This was advice from one of America’s founding fathers, Thomas Jefferson, to his nephew Peter Carr when the young man was commencing his studies. A beneficiary of the Enlightenment, Jefferson was front and centre in the Age of Reason — a statesman, diplomat, lawyer, and architect. Carr followed his advice and he too became a great supporter of education, setting up colleges in the US state of Virginia in the early 1800s.
In 1802, while serving as president of the US, Jefferson wrote to artist Charles Willson Peale of his concept of a university that would be "on the most extensive and liberal scale that our circumstances would call for and our faculties meet”, and it might even attract talented students from "other states to come, and drink of the cup of knowledge". Jefferson eventually founded the University of Virginia in 1819, conceiving and designing the original courses of study in the liberal arts tradition, as well as the original architecture.
The tradition of critical discourse or liberal arts started with Plato’s dialogues and the course of education outlined in Republic VII (527–34; 535–41). Liberal arts was considered essential education during the era of classical antiquity, and covered three subjects: grammar, rhetoric and logic, collectively known as the trivium.
In medieval times this was extended to include four further subjects — arithmetic, geometry, music and astronomy — named the quadrivium. The aim of a liberal arts education was to produce a virtuous and ethical person, knowledgeable in many fields and highly articulate.

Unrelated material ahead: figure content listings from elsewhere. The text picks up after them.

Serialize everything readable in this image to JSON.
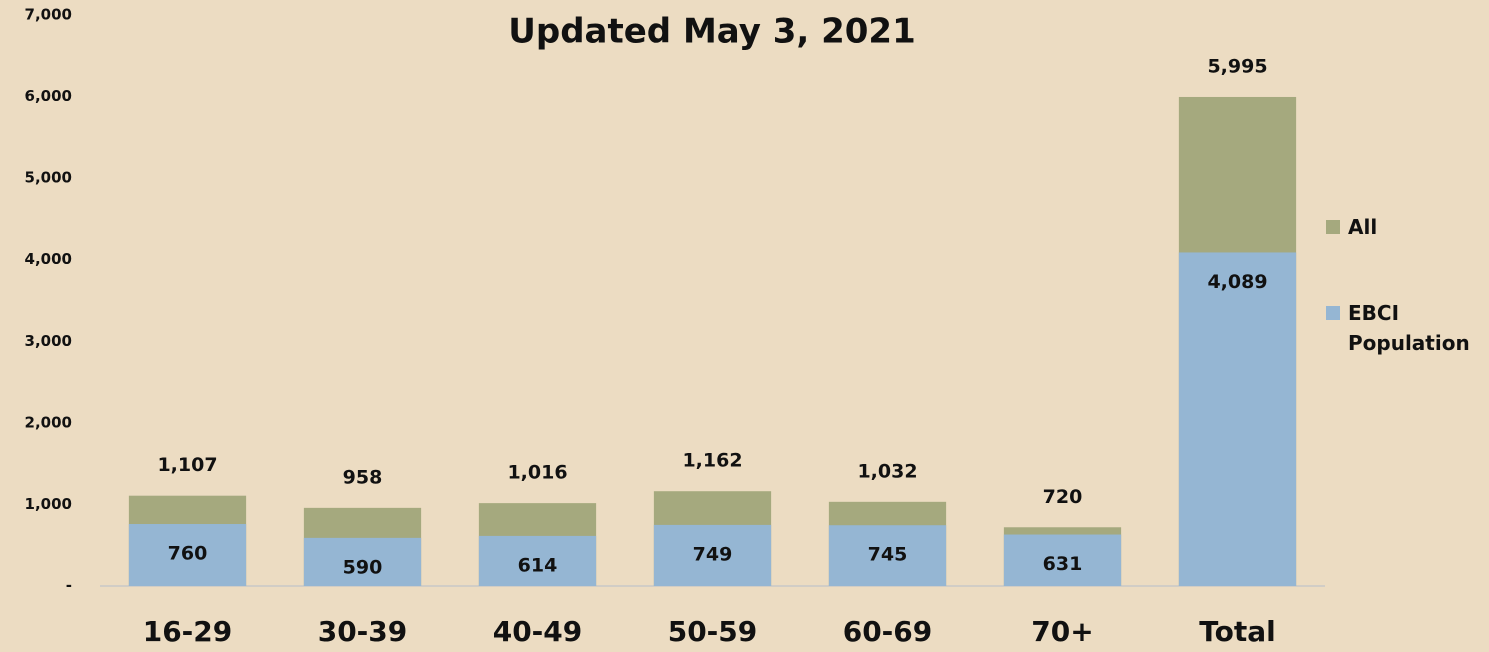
{
  "chart_data": {
    "type": "bar",
    "title": "Updated May 3, 2021",
    "categories": [
      "16-29",
      "30-39",
      "40-49",
      "50-59",
      "60-69",
      "70+",
      "Total"
    ],
    "series": [
      {
        "name": "All",
        "color": "#a5a97e",
        "values": [
          1107,
          958,
          1016,
          1162,
          1032,
          720,
          5995
        ],
        "value_labels": [
          "1,107",
          "958",
          "1,016",
          "1,162",
          "1,032",
          "720",
          "5,995"
        ]
      },
      {
        "name": "EBCI Population",
        "color": "#95b6d3",
        "values": [
          760,
          590,
          614,
          749,
          745,
          631,
          4089
        ],
        "value_labels": [
          "760",
          "590",
          "614",
          "749",
          "745",
          "631",
          "4,089"
        ]
      }
    ],
    "ylim": [
      0,
      7000
    ],
    "yticks": [
      {
        "value": 0,
        "label": "-"
      },
      {
        "value": 1000,
        "label": "1,000"
      },
      {
        "value": 2000,
        "label": "2,000"
      },
      {
        "value": 3000,
        "label": "3,000"
      },
      {
        "value": 4000,
        "label": "4,000"
      },
      {
        "value": 5000,
        "label": "5,000"
      },
      {
        "value": 6000,
        "label": "6,000"
      },
      {
        "value": 7000,
        "label": "7,000"
      }
    ],
    "legend": "right",
    "grid": false
  }
}
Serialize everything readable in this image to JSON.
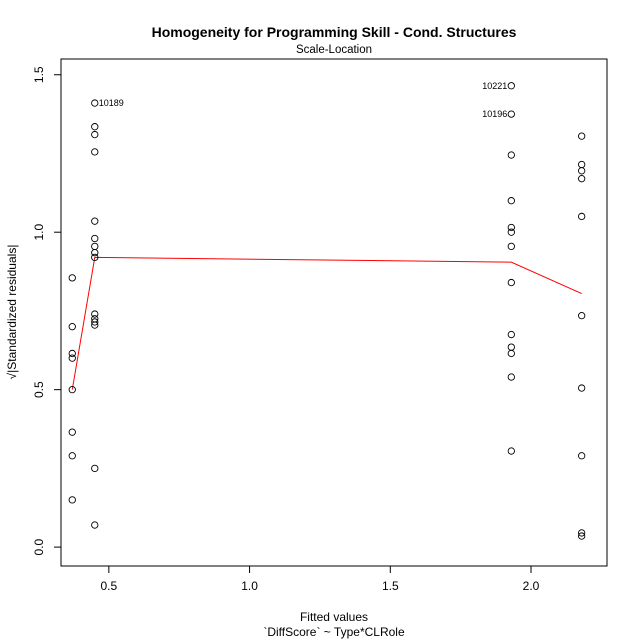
{
  "chart_data": {
    "type": "scatter",
    "title": "Homogeneity for Programming Skill - Cond. Structures",
    "subtitle": "Scale-Location",
    "xlabel": "Fitted values",
    "xlabel2": "`DiffScore` ~ Type*CLRole",
    "ylabel": "√|Standardized residuals|",
    "xlim": [
      0.33,
      2.27
    ],
    "ylim": [
      -0.06,
      1.55
    ],
    "xticks": [
      0.5,
      1.0,
      1.5,
      2.0
    ],
    "xtick_labels": [
      "0.5",
      "1.0",
      "1.5",
      "2.0"
    ],
    "yticks": [
      0.0,
      0.5,
      1.0,
      1.5
    ],
    "ytick_labels": [
      "0.0",
      "0.5",
      "1.0",
      "1.5"
    ],
    "grid": false,
    "points": [
      {
        "x": 0.37,
        "y": 0.855
      },
      {
        "x": 0.37,
        "y": 0.7
      },
      {
        "x": 0.37,
        "y": 0.615
      },
      {
        "x": 0.37,
        "y": 0.6
      },
      {
        "x": 0.37,
        "y": 0.5
      },
      {
        "x": 0.37,
        "y": 0.365
      },
      {
        "x": 0.37,
        "y": 0.29
      },
      {
        "x": 0.37,
        "y": 0.15
      },
      {
        "x": 0.45,
        "y": 1.41
      },
      {
        "x": 0.45,
        "y": 1.335
      },
      {
        "x": 0.45,
        "y": 1.31
      },
      {
        "x": 0.45,
        "y": 1.255
      },
      {
        "x": 0.45,
        "y": 1.035
      },
      {
        "x": 0.45,
        "y": 0.98
      },
      {
        "x": 0.45,
        "y": 0.955
      },
      {
        "x": 0.45,
        "y": 0.935
      },
      {
        "x": 0.45,
        "y": 0.92
      },
      {
        "x": 0.45,
        "y": 0.74
      },
      {
        "x": 0.45,
        "y": 0.725
      },
      {
        "x": 0.45,
        "y": 0.715
      },
      {
        "x": 0.45,
        "y": 0.705
      },
      {
        "x": 0.45,
        "y": 0.25
      },
      {
        "x": 0.45,
        "y": 0.07
      },
      {
        "x": 1.93,
        "y": 1.465
      },
      {
        "x": 1.93,
        "y": 1.375
      },
      {
        "x": 1.93,
        "y": 1.245
      },
      {
        "x": 1.93,
        "y": 1.1
      },
      {
        "x": 1.93,
        "y": 1.015
      },
      {
        "x": 1.93,
        "y": 1.0
      },
      {
        "x": 1.93,
        "y": 0.955
      },
      {
        "x": 1.93,
        "y": 0.84
      },
      {
        "x": 1.93,
        "y": 0.675
      },
      {
        "x": 1.93,
        "y": 0.635
      },
      {
        "x": 1.93,
        "y": 0.615
      },
      {
        "x": 1.93,
        "y": 0.54
      },
      {
        "x": 1.93,
        "y": 0.305
      },
      {
        "x": 2.18,
        "y": 1.305
      },
      {
        "x": 2.18,
        "y": 1.215
      },
      {
        "x": 2.18,
        "y": 1.195
      },
      {
        "x": 2.18,
        "y": 1.17
      },
      {
        "x": 2.18,
        "y": 1.05
      },
      {
        "x": 2.18,
        "y": 0.735
      },
      {
        "x": 2.18,
        "y": 0.505
      },
      {
        "x": 2.18,
        "y": 0.29
      },
      {
        "x": 2.18,
        "y": 0.045
      },
      {
        "x": 2.18,
        "y": 0.035
      }
    ],
    "annotations": [
      {
        "label": "10189",
        "x": 0.45,
        "y": 1.41,
        "side": "right"
      },
      {
        "label": "10221",
        "x": 1.93,
        "y": 1.465,
        "side": "left"
      },
      {
        "label": "10196",
        "x": 1.93,
        "y": 1.375,
        "side": "left"
      }
    ],
    "smoother": {
      "x": [
        0.37,
        0.45,
        1.93,
        2.18
      ],
      "y": [
        0.5,
        0.92,
        0.905,
        0.805
      ],
      "color": "#ff0000"
    },
    "point_color": "#000000"
  }
}
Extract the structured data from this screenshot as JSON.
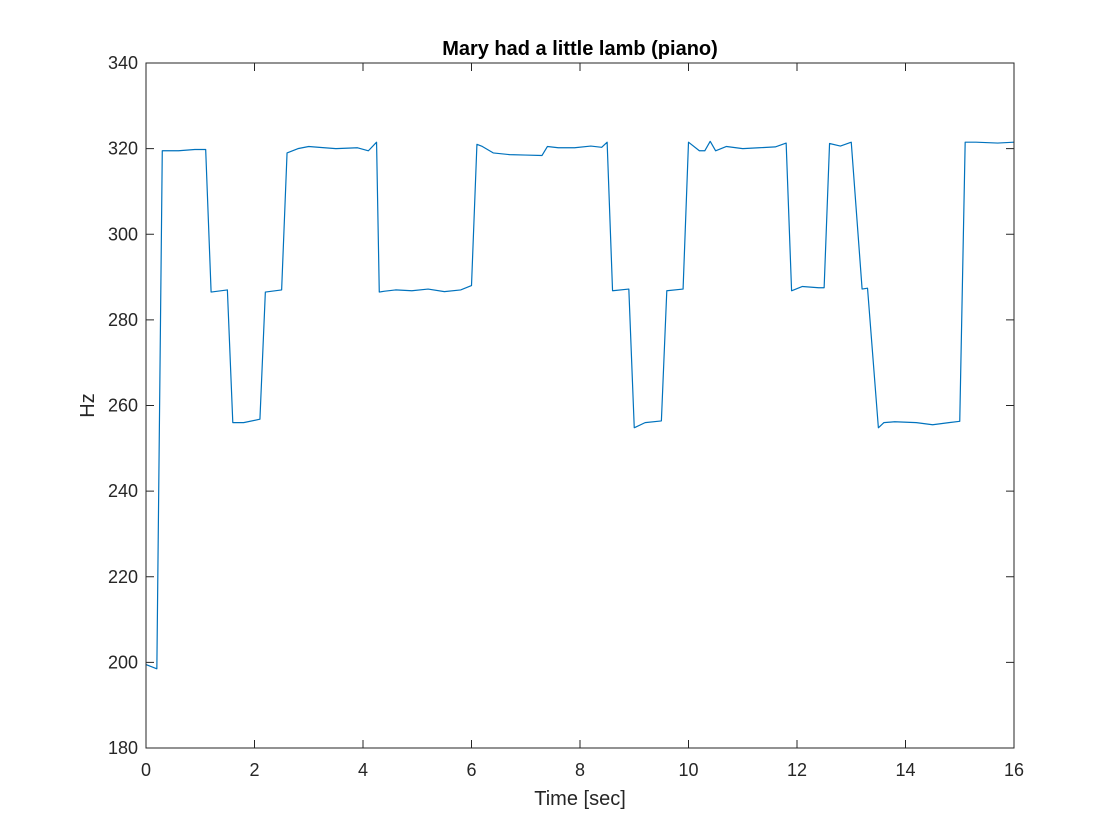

Although modern liberal arts curriculums have a larger range of subjects, they still retain the core aims of the medieval universities: to develop well-rounded individuals with general knowledge of a wide range of subjects and with mastery of a range of transferable skills.
While liberal arts has long had an established place in the US higher education system, it has only recently resurfaced in continental Europe, where it originated. And now Campion College, in Toongabbie in Sydney’s west, describes itself as Australia’s first Catholic liberal arts institution.
Campion president Paul Morrissey says the college’s degree is designed as foundational education, teaching students to think critically about the world through the disciplines of philosophy, theology, history and literature.
“Students who complete a liberal arts degree gain ‘soft skills’, such as critical analysis, effective communication and even proficient literacy, which are designed to be applied to any field of work,” Dr Morrissey said. “There is more and more evidence these kinds of soft skills are increasingly sought-after.”
Liberal arts is not in competition with STEM (science, technology, engineering and maths), but is complementary. Business, it seems, wants self-motivated and articulate workers who can think on their own. It's not enough just to have tech skills.
Ideally, students attending Campion complete an undergraduate liberal arts degree, and then go on to specialise in postgraduate study and/or specific qualifications. Those three years as an undergrad do provide enough soft skills to enter the workforce, but also time to formulate other career plans.
Campion is still a young institution but did make the news during the Ramsay Centre for Western Civilisation’s search for a home. “The Ramsay Centre is simply trying to do what Campion is doing, and that is preserving and imparting the history, literature and ideas of the West,” Dr Morrissey said. “A liberal arts degree is about thinking critically, and that includes examining Western civilisation itself."
Dr Morrissey acknowledges the “long, proud history” liberal arts colleges have in the US. “Campion is on its own little frontier introducing a liberal arts degree to Australians,” he said. “But we feel what we’re doing is vitally important; that is, preserving the great cultural heritage of Western civilisation in a political climate that is increasingly hostile to its own past.”